PONO Music has gotten over $4,000,000 in pledges for their music player on Kickstarter.com in a week (their goal was $800,000 and they have 25 days to go). While the fact that Neil Young has been the force behind it and the lead spokesperson for Pono, it is really encouraging. While the player looks cool, it is in many ways secondary. The main thing will be if Neil and Pono can get the Music Industry to get behind the idea of 192khz/24bit files for audio and the widespread marketing of audio in FLAC format.
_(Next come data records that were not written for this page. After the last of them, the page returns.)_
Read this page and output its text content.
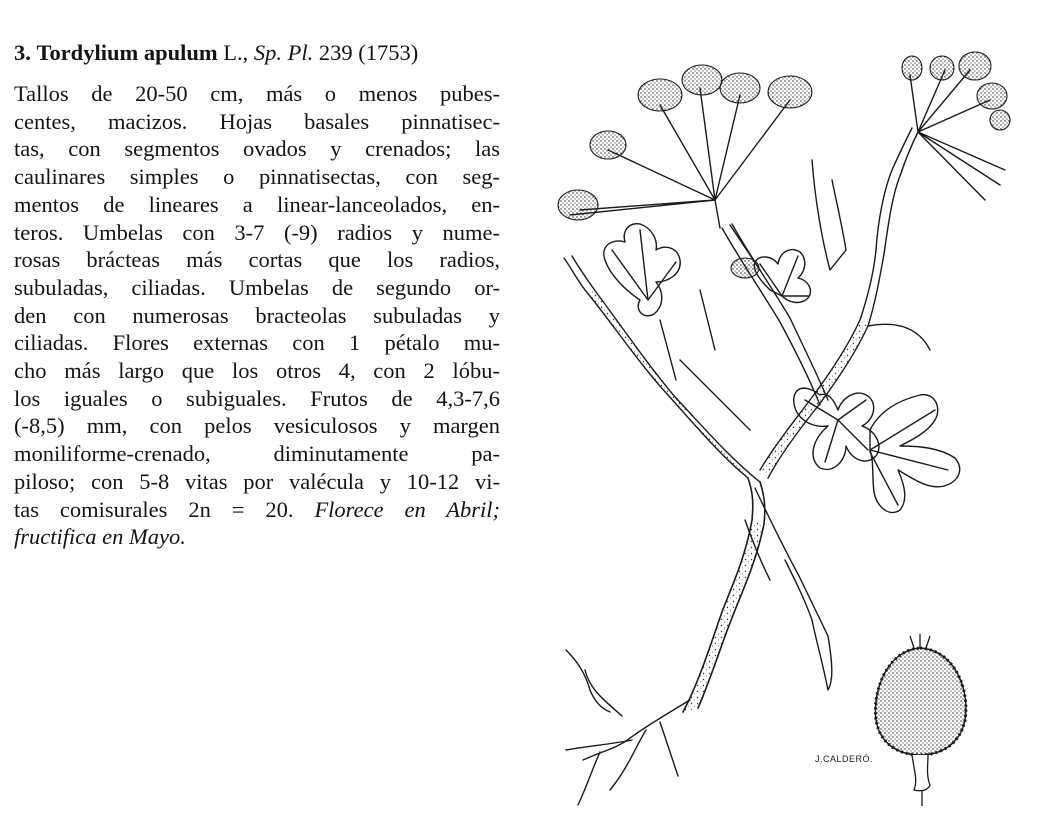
3. Tordylium apulum L., Sp. Pl. 239 (1753)

Tallos de 20-50 cm, más o menos pubes-
centes, macizos. Hojas basales pinnatisec-
tas, con segmentos ovados y crenados; las
caulinares simples o pinnatisectas, con seg-
mentos de lineares a linear-lanceolados, en-
teros. Umbelas con 3-7 (-9) radios y nume-
rosas brácteas más cortas que los radios,
subuladas, ciliadas. Umbelas de segundo or-
den con numerosas bracteolas subuladas y
ciliadas. Flores externas con 1 pétalo mu-
cho más largo que los otros 4, con 2 lóbu-
los iguales o subiguales. Frutos de 4,3-7,6
(-8,5) mm, con pelos vesiculosos y margen
moniliforme-crenado, diminutamente pa-
piloso; con 5-8 vitas por valécula y 10-12 vi-
tas comisurales 2n = 20. Florece en Abril;
fructifica en Mayo.

J.CALDERÓ.
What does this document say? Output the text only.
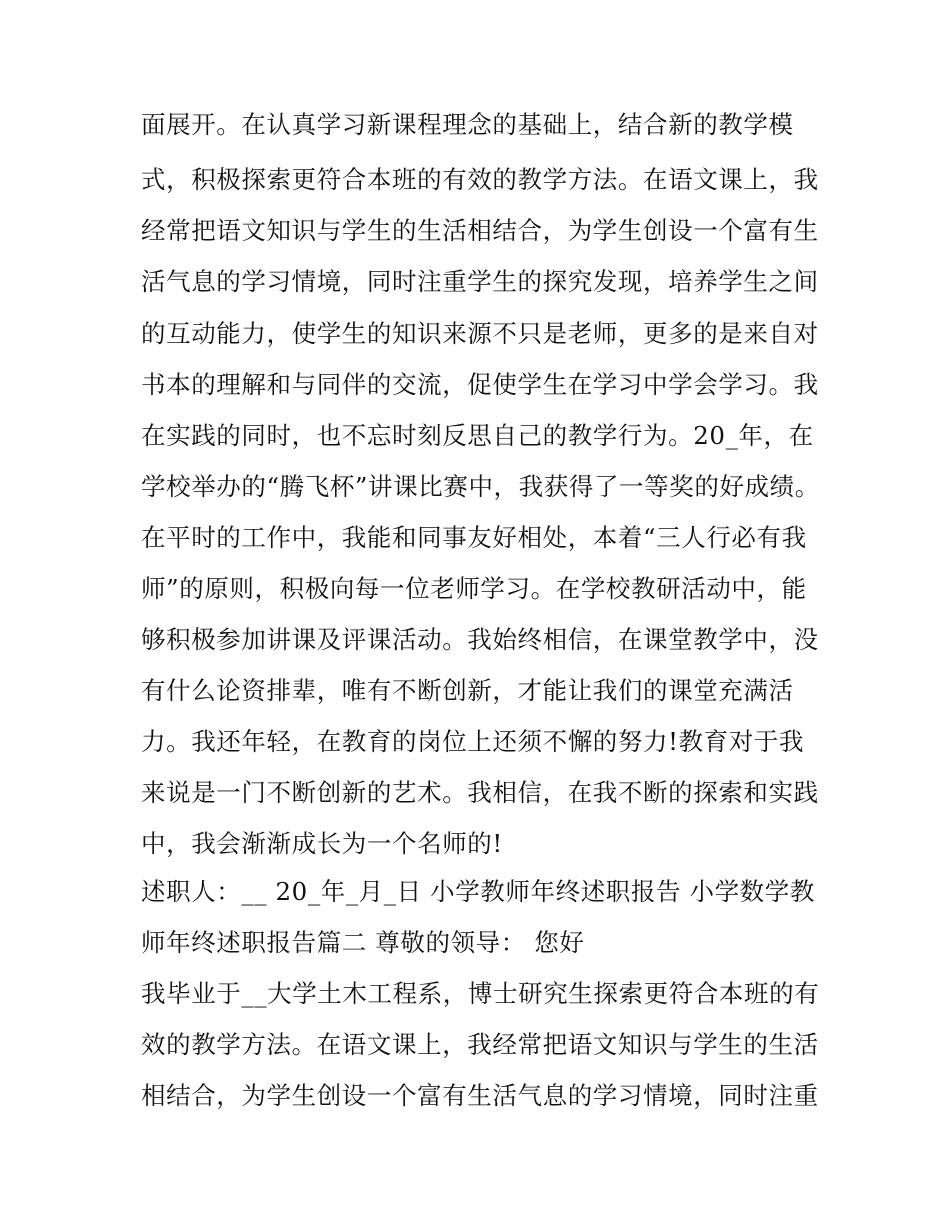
面展开。在认真学习新课程理念的基础上，结合新的教学模
式，积极探索更符合本班的有效的教学方法。在语文课上，我
经常把语文知识与学生的生活相结合，为学生创设一个富有生
活气息的学习情境，同时注重学生的探究发现，培养学生之间
的互动能力，使学生的知识来源不只是老师，更多的是来自对
书本的理解和与同伴的交流，促使学生在学习中学会学习。我
在实践的同时，也不忘时刻反思自己的教学行为。20_年，在
学校举办的“腾飞杯”讲课比赛中，我获得了一等奖的好成绩。
在平时的工作中，我能和同事友好相处，本着“三人行必有我
师”的原则，积极向每一位老师学习。在学校教研活动中，能
够积极参加讲课及评课活动。我始终相信，在课堂教学中，没
有什么论资排辈，唯有不断创新，才能让我们的课堂充满活
力。我还年轻，在教育的岗位上还须不懈的努力!教育对于我
来说是一门不断创新的艺术。我相信，在我不断的探索和实践
中，我会渐渐成长为一个名师的!
述职人：__ 20_年_月_日 小学教师年终述职报告 小学数学教
师年终述职报告篇二 尊敬的领导： 您好
我毕业于__大学土木工程系，博士研究生探索更符合本班的有
效的教学方法。在语文课上，我经常把语文知识与学生的生活
相结合，为学生创设一个富有生活气息的学习情境，同时注重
While there have been attempts in the past(SACD,DVD-Audio,Blu-Ray), the combination of hardware price/availability and catalog availability have prevented them from doing well. By creating an inexpensive player that will work portable users(where most music is heard these days, an internet sales model, desktop management software and leveraging an existing format(FLAC has been in use since 2001), many of the problems of predecessors have been bypassed. Piracy is and will still be an issue(FLAC has NO copy protection), but this offers the Music industry a chance they missed(the CD format was selected on the basis of marketing concerns rather than quality and ignored Nyquist Samling theorems to offer the owest common denominator)- selling their customers high-quality recordings in a convenient format that is relatively immune to obsolescence(FLAC supports up to 32 bit/655,350khz sampling) and offers them a good marketing hook – The music sounds good.
Strangely I haven’t seen much about this on social networks, but to me it is a big deal. I’ve been recording 24 bit 96khz for a while( my setup makes 192khz impractical) and always feel bad about downsampling to get it to the public. This could change that equation.
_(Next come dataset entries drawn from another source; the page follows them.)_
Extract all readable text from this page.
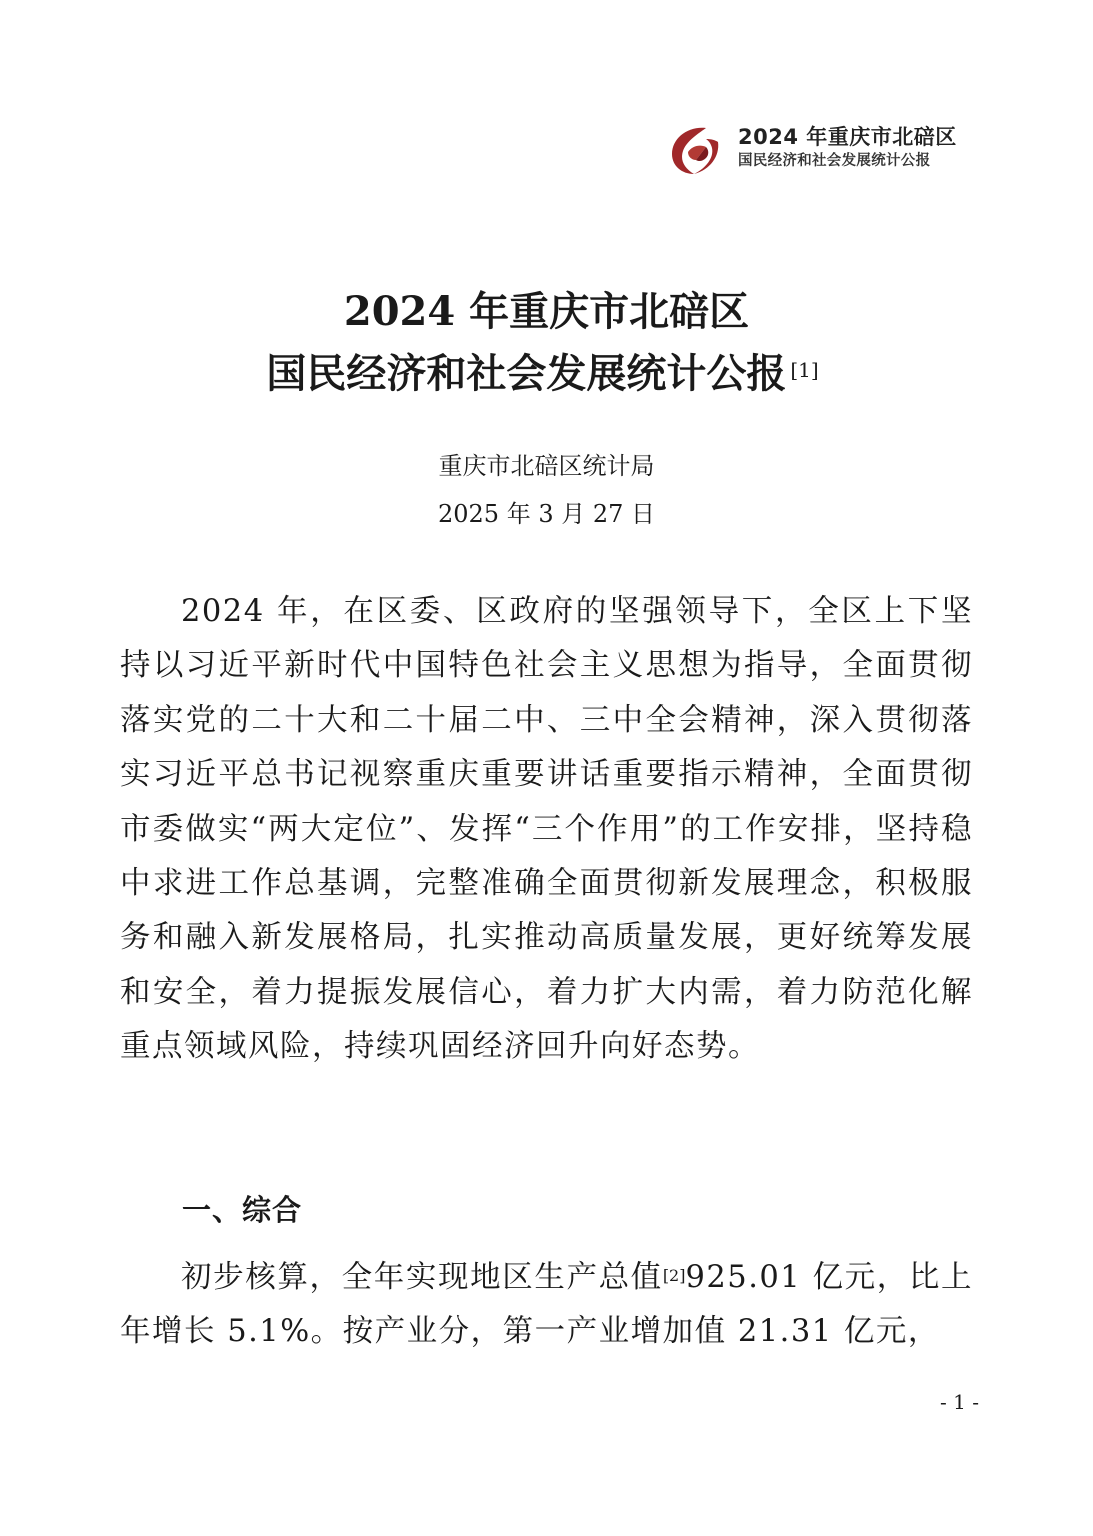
2024 年重庆市北碚区
国民经济和社会发展统计公报
2024 年重庆市北碚区
国民经济和社会发展统计公报 [1]
重庆市北碚区统计局
2025 年 3 月 27 日

2024 年，在区委、区政府的坚强领导下，全区上下坚持以习近平新时代中国特色社会主义思想为指导，全面贯彻落实党的二十大和二十届二中、三中全会精神，深入贯彻落实习近平总书记视察重庆重要讲话重要指示精神，全面贯彻市委做实“两大定位”、发挥“三个作用”的工作安排，坚持稳中求进工作总基调，完整准确全面贯彻新发展理念，积极服务和融入新发展格局，扎实推动高质量发展，更好统筹发展和安全，着力提振发展信心，着力扩大内需，着力防范化解重点领域风险，持续巩固经济回升向好态势。

一、综合

初步核算，全年实现地区生产总值[2]925.01 亿元，比上年增长 5.1%。按产业分，第一产业增加值 21.31 亿元，

- 1 -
Does it sound better? Well, I did a test using a song I had recorded at 24bit/96khz. Yes, even on headphones and a set of iMac built in speakers I can hear the difference between the 24/96 FLAC and a CD quality .WAV file and big difference from even a high quality MP3. FLAC encodings of a 24/96 AIFF file and a 16 bit /44khz WAV are identical to their sources while taking up around half the space. Want to hear for yourself? Below are links to the files I used :
http://jgsdeltamusic.com/audio/waiting/waiting128441.mp3
http://jgsdeltamusic.com/audio/waiting/waiting255441.mp3
http://jgsdeltamusic.com/audio/waiting/waiting320441.mp3
http://jgsdeltamusic.com/audio/waiting/waiting44116.flac
http://jgsdeltamusic.com/audio/waiting/waiting44116.wav
http://jgsdeltamusic.com/audio/waiting/waiting9624.flac
http://jgsdeltamusic.com/audio/waiting/waiting9624.aif
You can probably listen to everything EXCEPT the FLACs on your computer if you have iTunes and/or Quicktime Player. AIFF and WAVs sound identical to FLACs so, you non’t NEED to download a FLAC player , unless you don’t trust me. Go for it, there are free players for Windows and Mac.. Will Pono save the Music biz or is it just the latest flavor of the minute?